Sebenarnya Arik sakit kepala sesampainya di Bogor. Entah mengapa ada perasaan aneh dan tidak enak. Semua kenangan dengan sang mantan selingkuhan berputar di kepalanya.

"Kenapa lu Rik?"

"Biasa, pusing kepala gue." Arik turun mengikuti beberapa teman lainnya.

"Jangan-jangan lu pusing karena pengen ketemu selingkuhan lu yang dulu itu kali ya."

Arik tertawa hambar, perasaannya penasaran juga ingin tahu keadaan sang mantan. Tapi di sisi lain, dia takut jika hatinya kembali goyah dan malah menyakiti Meira lagi.

Sesampainya di lobby, Arik dan temannya melakukan registrasi. Ketika selesai dan temannya pun jalan lebih dulu, Arik tetap diam di tempat. Arik ingin menyapa beberapa orang yang dikenalnya atau lebih tepatnya karyawan hotel yang mengetahui kejadian perselingkuhan dirinya.

"Siang Pak Arik, apa kabar?" sapa manager hotel yang kebetulan lewat.

"Siang Pak. Aku baik. Bapak sendiri gimana?" Arik sembari celingukan.

Manager hotel pun tahu maksud Arik. "Saya juga baik, Pak. Oya, 'dia' sudah resign Pak. Sekita setahun lalu. Udah nikah sama duda anaknya empat. Tapi tajir."

Arik merasa malu tetapi menanggapinya dengan santai. "Oh, gitu. Syukurlah. Saya dipanggil Pak. Nanti kalau sempat kita ngobrol lagi ya," jelas Arik.

"Oya, silakan Pak Arik. Selamat bekerja."

Arik mengangguk dan pergi melewati manager tadi. Berjalan dengan cepat menunju tempat temannya yang sudah berkumpul. Dalam hati Arik bersyukur karena tidak bertemu dengan mantan selingkuhannya. Dan juga lebih bersyukur karena pada akhirnya wanita itu telah menikah.

Disela-sela pekerjaan Arik mengecek ponselnya, berharap kalau Meira menghubunginya. Tapi, ternyata yang diharapkan tidak sama sekali menghubungi dirinya. Malah lebih banyak grup atau teman lainnya.

"Ma, aku udah sampai. Mama udah makan belum?"

Arik menunggu balasan dari sang istri.
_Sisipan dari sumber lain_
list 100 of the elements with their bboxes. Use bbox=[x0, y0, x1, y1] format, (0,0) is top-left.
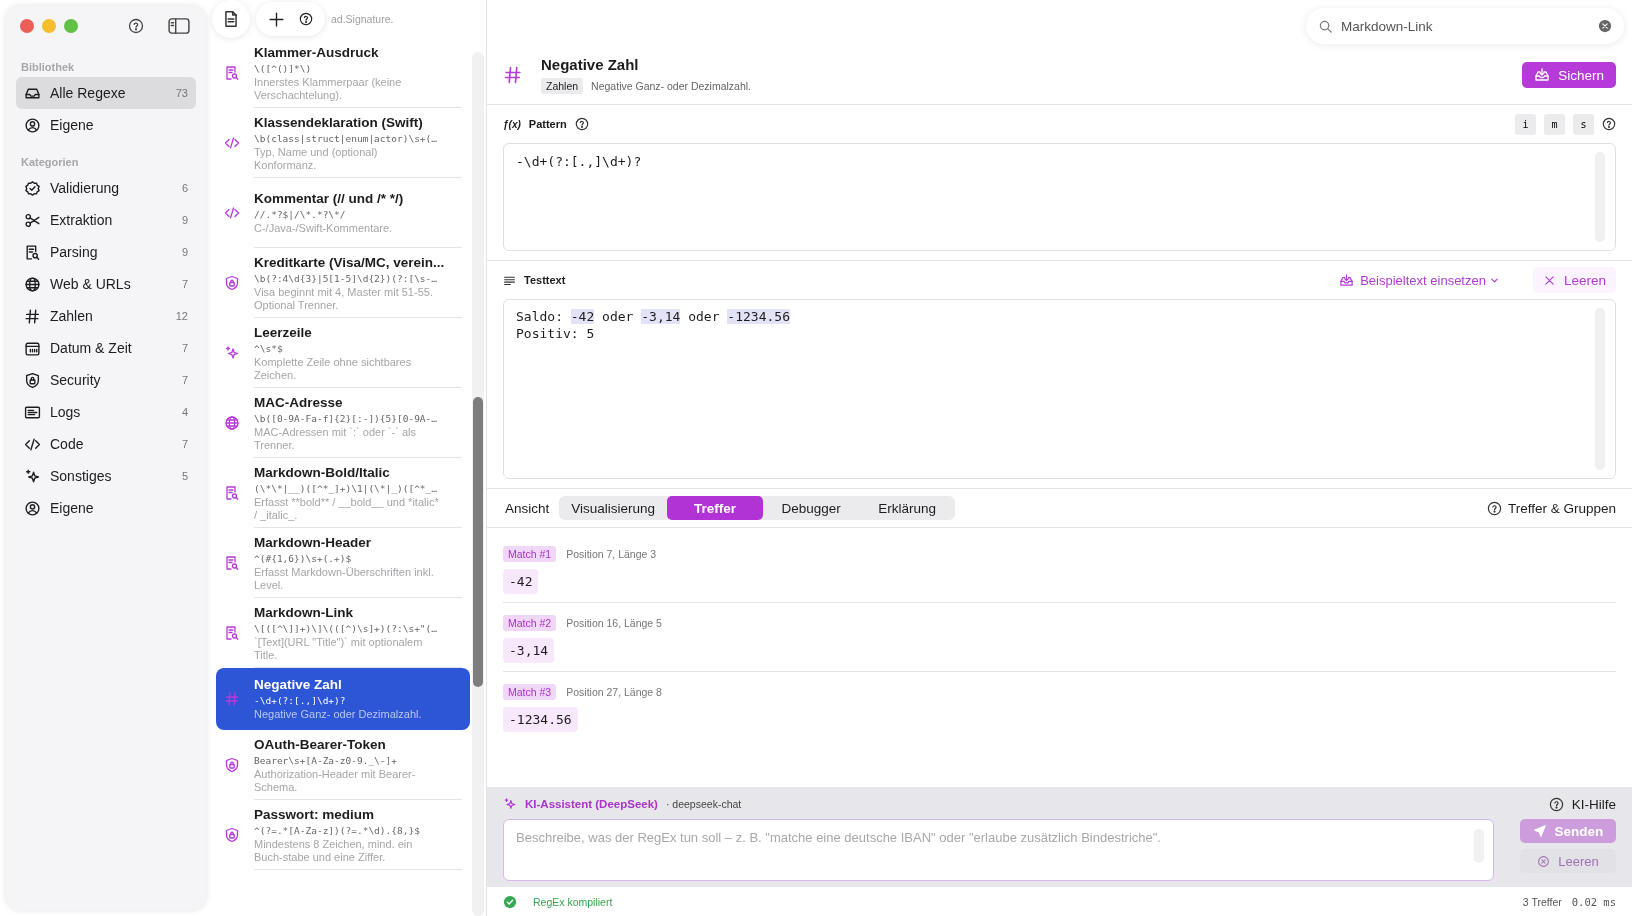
test-text-editor[interactable]: Saldo: -42 oder -3,14 oder -1234.56 Positiv: 5 bbox=[503, 299, 1616, 479]
item-count: 9 bbox=[181, 246, 188, 258]
regex-list-item[interactable]: Markdown-Header ^(#{1,6})\s+(.+)$ Erfasst Markdown-Überschriften inkl. Level. bbox=[216, 528, 470, 598]
item-pattern: \b(class|struct|enum|actor)\s+(… bbox=[254, 132, 439, 144]
sidebar-item[interactable]: Alle Regexe 73 bbox=[16, 77, 196, 109]
item-count: 6 bbox=[181, 182, 188, 194]
function-icon: ƒ(x) bbox=[503, 118, 521, 130]
regex-list-item[interactable]: Klammer-Ausdruck \([^()]*\) Innerstes Klammerpaar (keine Verschachtelung). bbox=[216, 38, 470, 108]
shield-lock-icon bbox=[224, 827, 240, 843]
item-count: 9 bbox=[181, 214, 188, 226]
flag-toggle[interactable]: m bbox=[1544, 113, 1565, 135]
calendar-icon bbox=[24, 339, 41, 357]
regex-list-item[interactable]: Markdown-Link \[([^\]]+)\]\(([^)\s]+)(?:\s+"(… `[Text](URL "Title")` mit optionalem Title. bbox=[216, 598, 470, 668]
regex-list-item[interactable]: Passwort: medium ^(?=.*[A-Za-z])(?=.*\d).{8,}$ Mindestens 8 Zeichen, mind. ein Buch-stabe und eine Ziffer. bbox=[216, 800, 470, 870]
clear-button[interactable]: Leeren bbox=[1532, 267, 1616, 293]
sidebar-item[interactable]: Security 7 bbox=[16, 364, 196, 396]
item-description: Authorization-Header mit Bearer-Schema. bbox=[254, 767, 417, 794]
sidebar-item[interactable]: Code 7 bbox=[16, 428, 196, 460]
flag-toggle[interactable]: s bbox=[1573, 113, 1594, 135]
tray-icon bbox=[1339, 272, 1355, 288]
code-icon bbox=[224, 205, 240, 221]
sidebar-item[interactable]: Logs 4 bbox=[16, 396, 196, 428]
help-link[interactable]: KI-Hilfe bbox=[1571, 796, 1616, 812]
insert-sample-button[interactable]: Beispieltext einsetzen bbox=[1333, 271, 1505, 289]
regex-title: Negative Zahl bbox=[541, 56, 640, 73]
match-position: Position 7, Länge 3 bbox=[566, 548, 657, 560]
save-button[interactable]: Sichern bbox=[1522, 62, 1616, 88]
item-title: Kreditkarte (Visa/MC, verein... bbox=[254, 254, 446, 270]
help-link[interactable]: Treffer & Gruppen bbox=[1507, 500, 1616, 516]
item-title: MAC-Adresse bbox=[254, 394, 344, 410]
help-icon[interactable] bbox=[299, 12, 313, 26]
category-tag: Zahlen bbox=[541, 78, 584, 94]
sidebar-item[interactable]: Sonstiges 5 bbox=[16, 460, 196, 492]
regex-description: Negative Ganz- oder Dezimalzahl. bbox=[591, 80, 751, 92]
shield-lock-icon bbox=[224, 275, 240, 291]
regex-list-item[interactable]: Kreditkarte (Visa/MC, verein... \b(?:4\d{3}|5[1-5]\d{2})(?:[\s-… Visa beginnt mit 4, Master mit 51-55. Optional Trenner. bbox=[216, 248, 470, 318]
item-count: 7 bbox=[181, 374, 188, 386]
regex-list-item[interactable]: MAC-Adresse \b([0-9A-Fa-f]{2}[:-]){5}[0-9A-… MAC-Adressen mit `:` oder `-` als Trenner. bbox=[216, 388, 470, 458]
prompt-field[interactable]: Beschreibe, was der RegEx tun soll – z. B. "matche eine deutsche IBAN" oder "erlaube zusätzlich Bindestriche". bbox=[503, 819, 1494, 881]
sidebar-item[interactable]: Zahlen 12 bbox=[16, 300, 196, 332]
help-icon[interactable] bbox=[1602, 117, 1616, 131]
item-title: Negative Zahl bbox=[254, 677, 343, 692]
sparkle-icon bbox=[503, 797, 517, 811]
assistant-title: KI-Assistent (DeepSeek) bbox=[525, 798, 658, 810]
regex-list-item[interactable]: Klassendeklaration (Swift) \b(class|struct|enum|actor)\s+(… Typ, Name und (optional) Konformanz. bbox=[216, 108, 470, 178]
regex-list-item[interactable]: Leerzeile ^\s*$ Komplette Zeile ohne sichtbares Zeichen. bbox=[216, 318, 470, 388]
regex-list-item[interactable]: Negative Zahl -\d+(?:[.,]\d+)? Negative Ganz- oder Dezimalzahl. bbox=[216, 668, 470, 730]
sidebar-toggle-icon[interactable] bbox=[168, 17, 190, 35]
match-value: -1234.56 bbox=[503, 707, 578, 732]
pattern-editor[interactable]: -\d+(?:[.,]\d+)? bbox=[503, 143, 1616, 251]
view-tab[interactable]: Treffer bbox=[667, 496, 764, 520]
search-field[interactable]: Markdown-Link bbox=[1306, 8, 1624, 44]
globe-icon bbox=[224, 415, 240, 431]
match-badge: Match #2 bbox=[503, 615, 557, 631]
flag-toggle[interactable]: i bbox=[1515, 113, 1536, 135]
view-tab[interactable]: Erklärung bbox=[859, 496, 956, 520]
document-search-icon bbox=[224, 625, 240, 641]
sidebar-item[interactable]: Datum & Zeit 7 bbox=[16, 332, 196, 364]
item-count: 7 bbox=[181, 438, 188, 450]
sidebar-item[interactable]: Eigene bbox=[16, 492, 196, 524]
scrollbar[interactable] bbox=[473, 397, 483, 687]
item-pattern: ^(#{1,6})\s+(.+)$ bbox=[254, 552, 353, 564]
check-circle-icon bbox=[503, 894, 517, 909]
clear-icon[interactable] bbox=[1598, 19, 1612, 33]
help-icon[interactable] bbox=[128, 18, 144, 34]
close-button[interactable] bbox=[20, 19, 34, 33]
item-title: Passwort: medium bbox=[254, 806, 376, 822]
regex-list-item[interactable]: Markdown-Bold/Italic (\*\*|__)([^*_]+)\1|(\*|_)([^*_… Erfasst **bold** / __bold__ und *italic* / _italic_. bbox=[216, 458, 470, 528]
item-description: Visa beginnt mit 4, Master mit 51-55. Optional Trenner. bbox=[254, 285, 434, 312]
item-description: Komplette Zeile ohne sichtbares Zeichen. bbox=[254, 355, 413, 382]
paper-plane-icon bbox=[1532, 824, 1547, 838]
help-icon[interactable] bbox=[574, 117, 589, 131]
view-tab[interactable]: Visualisierung bbox=[559, 496, 668, 520]
item-count: 7 bbox=[181, 342, 188, 354]
item-pattern: \([^()]*\) bbox=[254, 62, 313, 74]
hash-icon bbox=[503, 65, 523, 85]
item-description: Typ, Name und (optional) Konformanz. bbox=[254, 145, 379, 172]
check-badge-icon bbox=[24, 179, 41, 197]
sidebar-item[interactable]: Eigene bbox=[16, 109, 196, 141]
sidebar-item[interactable]: Extraktion 9 bbox=[16, 204, 196, 236]
list-icon bbox=[24, 403, 41, 421]
help-icon[interactable] bbox=[1486, 500, 1502, 516]
sidebar-item[interactable]: Validierung 6 bbox=[16, 172, 196, 204]
document-button[interactable] bbox=[212, 0, 250, 38]
scissors-icon bbox=[24, 211, 41, 229]
item-description: C-/Java-/Swift-Kommentare. bbox=[254, 222, 394, 235]
item-description: Erfasst **bold** / __bold__ und *italic* / _italic_. bbox=[254, 495, 439, 522]
shield-lock-icon bbox=[224, 757, 240, 773]
person-icon bbox=[24, 116, 41, 134]
item-title: Leerzeile bbox=[254, 324, 313, 340]
help-icon[interactable] bbox=[1548, 796, 1564, 812]
sparkle-icon bbox=[24, 467, 41, 485]
regex-list-item[interactable]: OAuth-Bearer-Token Bearer\s+[A-Za-z0-9._\-]+ Authorization-Header mit Bearer-Schema. bbox=[216, 730, 470, 800]
regex-list-item[interactable]: Kommentar (// und /* */) //.*?$|/\*.*?\*/ C-/Java-/Swift-Kommentare. bbox=[216, 178, 470, 248]
tray-icon bbox=[1534, 67, 1551, 83]
item-title: Markdown-Link bbox=[254, 604, 354, 620]
view-tab[interactable]: Debugger bbox=[763, 496, 860, 520]
sidebar-item[interactable]: Web & URLs 7 bbox=[16, 268, 196, 300]
add-icon[interactable] bbox=[268, 10, 285, 28]
sidebar-item[interactable]: Parsing 9 bbox=[16, 236, 196, 268]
Dan balasannya pun cepat.

"Udah."

Singkat, jelas.

Tanda kalau Meira merajuk. Arik merasa tidak enak hati. Sebenarnya dia bisa saja menolak tugasnya dan digantikan dengan yang lain. Namun, Arik memang ingin pergi dan penasaran dengan mantannya. Untung saja mantannya itu sudah tidak lagi bekerja di tempat itu, juga sudah menikah.

"Keira sedang apa?"

"Tempat bundanya."

"Oh, kamu sendiri dong di rumah." Arik ingin memberitahu Meira kalau dirinya tidak bertemu siapapun. Tetapi tidak jadi, dan memutuskan untuk bicara nanti secara langsung.

"Ya."

Arik sebel juga membaca balasan pesan dari istrinya. Jadi, dia memutuskan untuk mengakhiri percakapan dengan alasan kalau acaranya sudah dimulai.

¥¥¥

"Silakan masuk!"

Meira melangkah masuk dengan ragu, jemarinya menggenggam erat tali tas yang diselempangkan pada tubuhnya. Matanya sempat melihat mata Adil yang berbinar. Dan pintu di belakang pun menutup.
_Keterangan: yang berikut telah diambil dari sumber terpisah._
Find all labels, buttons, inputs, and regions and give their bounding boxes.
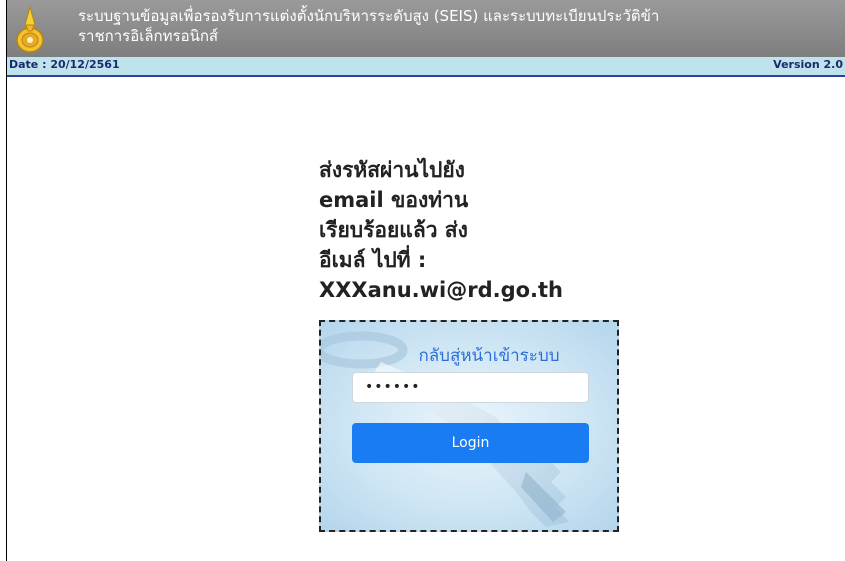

Apartemennya tidak mewah, justru terlihat sangat sederhana dan standar. Tersedia ruang tamu, mini kitchen set, wastafel dan kamar mandi. Lantas, ruangan berikut adalah kamar yang tersedia juga kasur berukuran single bed, lemari pakaian, meja tv, meja belajar. Jendela kaca yang berfungsi juga sebagai pintu geser, menuju balkon. Dari balkon pemandangan mengarah ke kolam renang dan kamar apartemen lainnya.